The point is that there is method in the work of the scribe from Curitiba. Whether talking about the indigenous people of Brazil, Zumbi dos Palmares, the glories of economic liberalism or the climate crisis, Narloch’s specialties are:
1) Take a comma and make it a full page. For him, the context of the facts does not matter, only slightly dissonant (and, in general, not very relevant) details that allow him to say “A-ha, here’s what they were hiding from you, reader”;
2) Using and abusing what is called anecdotal evidence: what So-and-so or Sicrano saw once or twice is something that, for him, has the same weight as years of carefully controlled observations and statistical analyses;
3) Sheer inability to interpret complex themes that he apparently does not master.
His debut column here brings good examples of maracutaias 1 and 3. By circumscribing the problem of the climate crisis to the number of people directly killed by natural disasters in the last century, Narloch strains the mosquito and swallows the camel, as the good man would say Nazarene.
That’s because increasing the Earth’s temperature is the kind of change that brings non-linear and chaotic impacts, like the moth that flaps its wings here in São Carlos and produces a typhoon in the Philippines. Our columnist from Paraná does not include in his account the extra deaths from malaria, the lives that will be claimed in civil wars driven by water scarcity, and what to do when it is no longer possible to plant coffee in São Paulo or Ethiopia. And look, I’m setting aside the possibility of really catastrophic changes, like large-scale changes in marine currents.

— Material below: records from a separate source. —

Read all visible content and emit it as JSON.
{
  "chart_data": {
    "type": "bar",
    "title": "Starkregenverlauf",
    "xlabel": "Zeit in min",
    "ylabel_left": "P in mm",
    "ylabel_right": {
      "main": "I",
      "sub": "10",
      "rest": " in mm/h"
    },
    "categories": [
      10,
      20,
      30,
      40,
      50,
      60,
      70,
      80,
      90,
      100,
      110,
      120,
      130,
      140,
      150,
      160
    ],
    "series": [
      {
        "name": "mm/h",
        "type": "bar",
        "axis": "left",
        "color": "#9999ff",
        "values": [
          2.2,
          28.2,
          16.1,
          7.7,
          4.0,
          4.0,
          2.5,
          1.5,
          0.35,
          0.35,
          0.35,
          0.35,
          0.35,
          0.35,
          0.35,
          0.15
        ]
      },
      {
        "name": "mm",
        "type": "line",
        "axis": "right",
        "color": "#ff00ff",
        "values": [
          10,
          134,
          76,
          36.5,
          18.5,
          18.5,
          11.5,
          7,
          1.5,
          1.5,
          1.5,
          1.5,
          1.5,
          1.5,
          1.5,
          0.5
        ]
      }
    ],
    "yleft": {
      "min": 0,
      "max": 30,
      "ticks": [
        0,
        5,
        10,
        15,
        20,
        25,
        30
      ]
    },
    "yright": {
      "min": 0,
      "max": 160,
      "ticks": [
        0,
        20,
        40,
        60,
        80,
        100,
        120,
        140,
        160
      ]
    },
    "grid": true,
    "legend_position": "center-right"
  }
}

When talking about the Indian issue, Narloch also loves to use item 2, repeating stories about evil foresters selling monkeys to tourists on the side of the road. This would be an indication of how the supposed good relationship between natives and natural ecosystems should be relativized.
Even if every BR in this country was full of Guarani making lion tamarin sales, however, that would not cancel out the fact, proven by countless satellite data and fieldwork, that indigenous reserves are the main bulwarks against deforestation, both here and in other countries. Interestingly, here’s something he doesn’t usually mention with the same enthusiasm.
But the ultimate work of narlochism was the attempt to argue, on the basis of DNA, that the indigenous people of 1500 were smoothly integrated into colonial society. After all, the Brazilian genome carries an appreciable percentage of Amerindian genetic material.
Narloch just forgot to note that there is a brutal sexual bias built into this data. Only 0.5% of Brazilians carry Y chromosomes (the genetic mark of masculinity) derived from indigenous men. It is a clear signature of violent conquest: women are raped or become concubines, men are executed or enslaved, failing to leave descendants.
Taking advantage of the season of mea culpa, Narloch could do his own. Each cascade coming from his pen became an intellectual justification for the succession now in charge of the country to be doing what she does.